2004-04-18 16:14:05

by Kevin O'Connor

[permalink] [raw]
Subject: Questions on prio_tree

Hi Rajesh,

I've been reading through your recently posted prio tree code. There are a
couple of things in the code that I do not understand, and I am concerned
that they may be bugs or omissions. Hopefully, you'll be just able to
clarify the code for me. :-)

1 - Why does prio_tree_expand use the max_heap_index to determine the
height of the radix tree? The bits of the radix_index is only ever used
(never the bits in the heap_index), so shouldn't max_radix_index be used?
I understand that using the max_heap_index isn't necessary broken (it is
guaranteed to be greater than or equal to the max_radix_index), but it
seems inefficient. As an example, consider the case where 100 vmas are
created all starting at address 0 and ending at addresses 0 through 100.
The current code will force the address part of the tree to a height of 7,
but since there is only one start address (0) the tree really could have a
height of just 1.

2 - When traversing the tree, after the first root->index_bits levels of
the tree have been walked, the code starts inspecting the "size" portion of
the radix key. Why does the code set the start bit for the size portion to
root->index_bits? Shouldn't the code set the start bit to (BITS_PER_LONG -
PAGE_SHIFT)?

Consider the case where 100 vmas are created all starting at address 0 and
ending at addresses 0 through 100, followed by the creation of a vma from
address 100,000 - 100,001. After the first 100 vmas, the tree will have a
height of 7 (reasons sited above) for the start address and an additional
height of 7 for the size portion of the index. This will cause the tree to
have 7 records in the start_address portion of the tree, and the remaining
93 will be distributed pretty evenly in the size portion of the radix tree
that hangs off the zero address. When the 101st vma is added, the start
address portion of the tree will be expanded to a height of 17. The
current code will expand the tree to contain 17 records in the size portion
of the radix tree and leave the remaining 84 records in the size portion of
the tree hanging off the zero address.

The problem, as I see it, is that new inserts into the tree that start at
address zero will not be inspecting the same bits that were used when the
first 100 were inserted. (When the first 100 were inserted, bits 1-7 were
used to branch in the size portion of the tree, but inserts 102 and on will
use bits 1-17.) I don't think this can cause a "crash", but I think it
skews the tree ordering and could disturb the O(log n + m) behavior of the
algorithm.

Did I miss something?
-Kevin

--
---------------------------------------------------------------------
| Kevin O'Connor "BTW, IMHO we need a FAQ for |
| [email protected] 'IMHO', 'FAQ', 'BTW', etc. !" |
---------------------------------------------------------------------


Subject: Re: Questions on prio_tree


Hi Kevin,

Thanks for you analysis and comments.

> 1 - Why does prio_tree_expand use the max_heap_index to determine the
> height of the radix tree? The bits of the radix_index is only ever used
> (never the bits in the heap_index), so shouldn't max_radix_index be used?

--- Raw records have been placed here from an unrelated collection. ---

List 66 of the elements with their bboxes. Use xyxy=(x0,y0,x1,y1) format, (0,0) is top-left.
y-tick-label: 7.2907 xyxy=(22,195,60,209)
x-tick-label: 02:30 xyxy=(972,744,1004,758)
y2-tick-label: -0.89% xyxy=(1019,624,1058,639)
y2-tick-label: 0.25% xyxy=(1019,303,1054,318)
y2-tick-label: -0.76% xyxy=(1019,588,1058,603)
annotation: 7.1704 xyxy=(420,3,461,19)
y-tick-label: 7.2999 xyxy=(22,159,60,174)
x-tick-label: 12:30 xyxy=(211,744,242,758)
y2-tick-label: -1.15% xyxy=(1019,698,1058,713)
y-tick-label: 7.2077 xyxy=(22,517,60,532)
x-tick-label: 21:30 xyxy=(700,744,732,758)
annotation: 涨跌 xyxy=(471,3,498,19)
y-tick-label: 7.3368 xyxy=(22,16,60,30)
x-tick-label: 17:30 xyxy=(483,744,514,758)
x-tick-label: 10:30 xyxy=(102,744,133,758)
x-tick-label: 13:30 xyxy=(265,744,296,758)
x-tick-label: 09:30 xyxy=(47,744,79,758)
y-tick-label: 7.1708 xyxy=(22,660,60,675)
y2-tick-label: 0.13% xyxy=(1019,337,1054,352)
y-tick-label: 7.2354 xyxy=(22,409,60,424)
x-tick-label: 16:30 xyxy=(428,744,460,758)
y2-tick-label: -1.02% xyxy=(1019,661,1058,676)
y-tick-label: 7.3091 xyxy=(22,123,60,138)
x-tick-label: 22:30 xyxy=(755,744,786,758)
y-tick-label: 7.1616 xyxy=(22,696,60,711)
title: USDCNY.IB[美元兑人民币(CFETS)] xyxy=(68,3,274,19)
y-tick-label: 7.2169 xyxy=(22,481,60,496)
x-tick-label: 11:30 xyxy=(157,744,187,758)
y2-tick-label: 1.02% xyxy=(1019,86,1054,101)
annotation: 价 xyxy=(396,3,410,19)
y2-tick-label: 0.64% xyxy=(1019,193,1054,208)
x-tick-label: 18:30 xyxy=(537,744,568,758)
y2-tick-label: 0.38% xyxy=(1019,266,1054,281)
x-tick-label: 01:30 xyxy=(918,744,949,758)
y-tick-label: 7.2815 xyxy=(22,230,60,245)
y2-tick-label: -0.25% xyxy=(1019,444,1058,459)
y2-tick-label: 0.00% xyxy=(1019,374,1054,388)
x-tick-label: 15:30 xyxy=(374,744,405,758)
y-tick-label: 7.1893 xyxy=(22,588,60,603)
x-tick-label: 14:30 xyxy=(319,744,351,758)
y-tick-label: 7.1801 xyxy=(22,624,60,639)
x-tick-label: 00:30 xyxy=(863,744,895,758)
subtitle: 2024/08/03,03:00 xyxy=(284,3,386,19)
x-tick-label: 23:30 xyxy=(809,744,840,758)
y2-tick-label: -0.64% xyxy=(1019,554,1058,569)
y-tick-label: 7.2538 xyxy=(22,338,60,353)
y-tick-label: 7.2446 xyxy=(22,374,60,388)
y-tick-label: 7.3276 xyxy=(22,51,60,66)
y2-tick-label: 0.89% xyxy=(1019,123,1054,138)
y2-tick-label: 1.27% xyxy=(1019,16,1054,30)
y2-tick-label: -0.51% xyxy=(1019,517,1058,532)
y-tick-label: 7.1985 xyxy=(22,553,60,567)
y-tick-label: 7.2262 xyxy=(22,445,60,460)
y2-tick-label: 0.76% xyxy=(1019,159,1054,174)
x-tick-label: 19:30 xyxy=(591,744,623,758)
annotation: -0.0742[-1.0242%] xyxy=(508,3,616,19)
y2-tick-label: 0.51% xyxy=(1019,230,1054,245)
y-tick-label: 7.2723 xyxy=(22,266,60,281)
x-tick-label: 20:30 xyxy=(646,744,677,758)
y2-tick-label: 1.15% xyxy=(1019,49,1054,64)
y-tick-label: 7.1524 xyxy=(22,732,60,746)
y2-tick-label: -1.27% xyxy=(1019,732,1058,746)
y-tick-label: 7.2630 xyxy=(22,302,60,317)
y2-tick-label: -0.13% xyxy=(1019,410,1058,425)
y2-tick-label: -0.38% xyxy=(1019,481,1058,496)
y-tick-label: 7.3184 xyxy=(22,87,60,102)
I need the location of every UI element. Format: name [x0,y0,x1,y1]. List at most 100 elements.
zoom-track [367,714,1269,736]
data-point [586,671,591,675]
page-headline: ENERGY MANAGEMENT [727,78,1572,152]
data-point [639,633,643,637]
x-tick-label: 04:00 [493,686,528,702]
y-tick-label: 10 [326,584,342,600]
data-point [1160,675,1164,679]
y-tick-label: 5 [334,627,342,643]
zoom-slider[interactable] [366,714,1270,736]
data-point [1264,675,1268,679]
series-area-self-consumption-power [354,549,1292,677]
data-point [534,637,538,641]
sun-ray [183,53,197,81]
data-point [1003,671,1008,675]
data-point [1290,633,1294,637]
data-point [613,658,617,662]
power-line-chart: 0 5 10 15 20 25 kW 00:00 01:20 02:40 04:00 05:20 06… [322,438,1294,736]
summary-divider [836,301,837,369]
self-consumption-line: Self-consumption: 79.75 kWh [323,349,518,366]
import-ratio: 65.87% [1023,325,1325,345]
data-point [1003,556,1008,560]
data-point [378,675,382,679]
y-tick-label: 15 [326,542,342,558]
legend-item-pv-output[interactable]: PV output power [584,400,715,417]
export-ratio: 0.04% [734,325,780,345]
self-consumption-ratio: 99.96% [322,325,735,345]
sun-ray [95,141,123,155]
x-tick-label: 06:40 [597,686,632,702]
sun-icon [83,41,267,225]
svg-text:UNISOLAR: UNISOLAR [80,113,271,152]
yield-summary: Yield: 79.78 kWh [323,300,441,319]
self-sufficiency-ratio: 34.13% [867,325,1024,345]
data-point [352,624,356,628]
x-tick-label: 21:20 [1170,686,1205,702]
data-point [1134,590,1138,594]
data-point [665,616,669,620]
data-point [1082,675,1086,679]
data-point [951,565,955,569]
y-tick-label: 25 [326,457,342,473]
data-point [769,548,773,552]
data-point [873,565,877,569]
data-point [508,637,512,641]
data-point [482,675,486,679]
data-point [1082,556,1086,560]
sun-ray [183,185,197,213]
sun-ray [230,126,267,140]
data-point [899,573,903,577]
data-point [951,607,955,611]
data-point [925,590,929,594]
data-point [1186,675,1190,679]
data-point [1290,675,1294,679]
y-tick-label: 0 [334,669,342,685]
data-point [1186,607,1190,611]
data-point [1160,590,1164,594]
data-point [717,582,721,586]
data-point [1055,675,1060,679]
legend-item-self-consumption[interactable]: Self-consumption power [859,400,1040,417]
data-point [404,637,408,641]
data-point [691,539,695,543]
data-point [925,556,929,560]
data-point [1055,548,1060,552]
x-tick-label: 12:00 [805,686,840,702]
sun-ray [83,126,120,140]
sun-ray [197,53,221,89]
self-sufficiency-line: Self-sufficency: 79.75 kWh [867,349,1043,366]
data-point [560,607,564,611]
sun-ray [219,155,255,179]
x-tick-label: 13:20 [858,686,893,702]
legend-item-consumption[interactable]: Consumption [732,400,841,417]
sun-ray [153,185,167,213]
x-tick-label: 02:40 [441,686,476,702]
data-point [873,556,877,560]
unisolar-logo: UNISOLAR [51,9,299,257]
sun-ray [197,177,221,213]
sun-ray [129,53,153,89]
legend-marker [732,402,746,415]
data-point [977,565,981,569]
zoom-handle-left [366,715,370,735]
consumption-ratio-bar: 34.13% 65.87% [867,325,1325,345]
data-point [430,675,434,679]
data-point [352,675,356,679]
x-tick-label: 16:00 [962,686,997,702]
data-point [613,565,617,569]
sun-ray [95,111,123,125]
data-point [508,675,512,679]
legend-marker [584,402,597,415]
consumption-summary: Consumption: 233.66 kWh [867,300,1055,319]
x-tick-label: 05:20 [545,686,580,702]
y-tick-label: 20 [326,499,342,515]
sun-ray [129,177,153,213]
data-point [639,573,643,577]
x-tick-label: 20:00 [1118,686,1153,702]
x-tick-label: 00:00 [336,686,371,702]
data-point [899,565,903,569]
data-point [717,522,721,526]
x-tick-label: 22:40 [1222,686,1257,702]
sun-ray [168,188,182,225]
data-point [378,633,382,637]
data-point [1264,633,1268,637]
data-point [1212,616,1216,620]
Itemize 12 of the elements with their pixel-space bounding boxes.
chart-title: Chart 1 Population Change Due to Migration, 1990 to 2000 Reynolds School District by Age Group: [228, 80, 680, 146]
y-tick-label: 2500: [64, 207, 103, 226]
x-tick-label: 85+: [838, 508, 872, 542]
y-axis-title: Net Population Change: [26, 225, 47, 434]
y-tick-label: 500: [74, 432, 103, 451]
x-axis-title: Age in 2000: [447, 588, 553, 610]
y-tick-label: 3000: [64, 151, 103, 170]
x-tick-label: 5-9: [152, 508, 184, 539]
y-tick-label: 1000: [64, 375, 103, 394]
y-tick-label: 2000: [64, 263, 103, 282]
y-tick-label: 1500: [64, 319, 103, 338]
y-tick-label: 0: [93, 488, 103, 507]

In some cases heap_index is also used. As you noted below sometimes
size = heap_index - radix_index is used for indexing the tree. If you
consider radix_index = 0UL, then size == heap_index.

> I understand that using the max_heap_index isn't necessary broken (it is
> guaranteed to be greater than or equal to the max_radix_index), but it
> seems inefficient. As an example, consider the case where 100 vmas are
> created all starting at address 0 and ending at addresses 0 through 100.
> The current code will force the address part of the tree to a height of 7,
> but since there is only one start address (0) the tree really could have a
> height of just 1.

Good example. Actually, your example is the exact reason why we use
max_heap_index rather than max_radix_index.

It is clear that we cannot store 101 vmas if the height of the tree is
just 1. We need at least 7 levels to store 101 vmas. Yes. The first 7
levels of the tree will be skewed because radix_index (all 0) is used
for indexing first 7 (root->index_bits) levels. From level 8 to 14 the
size (== heap_index because radix_index is always 0) is used for indexing
the tree. So from level 8 to 14 it will be a fully packed (dense) radix
tree where size (== heap_index) is used as the index.

Yes. This is bit inefficient. But, it provides a clean solution for a
corner case where all vmas start from the same pgoff (radix_index)
with different end addresses. This is a rare corner case, so we don't
have to worry much about the performance here.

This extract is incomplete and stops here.